Türkiye o dönemde sınırında neyi planlasa FETÖ karşı tarafa bir engel çıkarıyordu. Mesela İdlib sınırında durduk yere öldürülen mülteciler gibi. Bu provokasyon Haziran 2016’da yaşanmış, kimse bir anlam verememişti.
Bölgedeki son 2,5 yıldaki gelişmelere dikkatli bakınca FETÖ’nün Suriye ve Irak’ta Türkiye’nin planlarının önü kesen hamleler yaptığı açıkça görülüyor.

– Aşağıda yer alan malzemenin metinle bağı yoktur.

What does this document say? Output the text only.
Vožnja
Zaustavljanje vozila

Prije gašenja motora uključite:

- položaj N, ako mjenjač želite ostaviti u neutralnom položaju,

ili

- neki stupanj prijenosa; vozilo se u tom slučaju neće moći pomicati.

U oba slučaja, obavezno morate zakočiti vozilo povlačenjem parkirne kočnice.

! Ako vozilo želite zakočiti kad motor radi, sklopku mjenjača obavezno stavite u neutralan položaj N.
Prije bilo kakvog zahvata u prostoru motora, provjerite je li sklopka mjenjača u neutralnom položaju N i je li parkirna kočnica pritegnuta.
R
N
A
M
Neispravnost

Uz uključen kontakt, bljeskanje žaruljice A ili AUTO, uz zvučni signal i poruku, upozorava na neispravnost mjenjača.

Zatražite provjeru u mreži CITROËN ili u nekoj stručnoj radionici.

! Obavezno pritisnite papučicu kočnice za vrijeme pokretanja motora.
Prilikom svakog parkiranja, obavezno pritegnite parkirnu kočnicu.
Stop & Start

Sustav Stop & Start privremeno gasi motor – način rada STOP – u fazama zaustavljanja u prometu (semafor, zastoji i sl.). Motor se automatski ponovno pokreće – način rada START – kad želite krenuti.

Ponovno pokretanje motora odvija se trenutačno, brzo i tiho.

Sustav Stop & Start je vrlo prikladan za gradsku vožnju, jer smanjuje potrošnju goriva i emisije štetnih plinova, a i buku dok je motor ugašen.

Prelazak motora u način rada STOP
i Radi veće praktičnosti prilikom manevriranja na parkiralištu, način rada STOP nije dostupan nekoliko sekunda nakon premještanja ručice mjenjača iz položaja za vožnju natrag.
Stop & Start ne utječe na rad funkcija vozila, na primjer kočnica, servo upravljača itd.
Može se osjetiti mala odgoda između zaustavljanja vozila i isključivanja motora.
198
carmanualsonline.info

Onlardan biri de DAEŞ’in Musul’dan sonra 2014 Ağustos ayında Erbil’i işgal etmeye kalkması sırasında görüldü.
2 Ağustos 2014’te Türkiye Cumhurbaşkanlığı seçimi arifesindeyken DAEŞ, Erbil’in kapısına dayandı. Barzani, Türkiye’den askeri yardım istedi.
O yardım FETÖ’nün Türk ordusuna sızan üniformalı teröristleri tarafından engellendi.
FETÖ üyeleri, Kuzey Irak’ın imdat çağrısını gerekli yerlere gereken şekilde iletmeden ört bas etti.
Ankara’da üst düzey bir yetkili Barzani’ye yönelik askeri yardımın FETÖ tarafından engellenmesinin doğurduğu sonuçların vahim olduğunu söylüyor.
Zira FETÖ’nün o engellemesiyle devreye ABD girdi.
Peşmerge ABD tarafından kurtarılan taraftı.
Bu durum 2 yıl sonraki Musul operasyonuna direk yansıdı. ABD, Musul’da Peşmergeden çok Haşdi Şabi’ye görev verdi hatta PKK-PYD’liler bile orada çöreklendi.
FETÖ’nün Erbil’e askeri yardım konusunu baltalaması, Türk askerinin Kuzey Irak’taki varlık gerekçesini de sıkıntıya soktu.
Başika krizi bu bahaneyle büyütüldü.
Tıpkı Rus uçağının düşürülüp, Fırat Kalkanı operasyonuna rötar yaptırılması gibi Başika’daki Türk askerlerinin eğitim süreci de 2014 Ağustos yerine 2015 Ocak sonrasına ertelenmiş oldu.
Arada kaybedilen vakit ise terör örgütlerinin işine yaradı. Başta PYD bu süreçte iyice palazlandı.
PYD bir terör örgütü olarak bu denli vazgeçilmez bir noktaya getirilmişse bunun altında bir çok faktör olduğu açık.
Gelinen noktada FETÖ’nün verdiği zararları tek tek aşan Türkiye’nin PYD’nin önünün açılmasını sağlayan tahribatı da onarma aşamasına geldiğini gösteriyor.
Zira güvenlik bariyerimiz El Bab’dan Rakka’ya kadar uzatılmış durumda.
Kaldı ki güvenli bölgeler konusunda da pazarlık masasında elimiz güçlü bir şekilde oturuyoruz.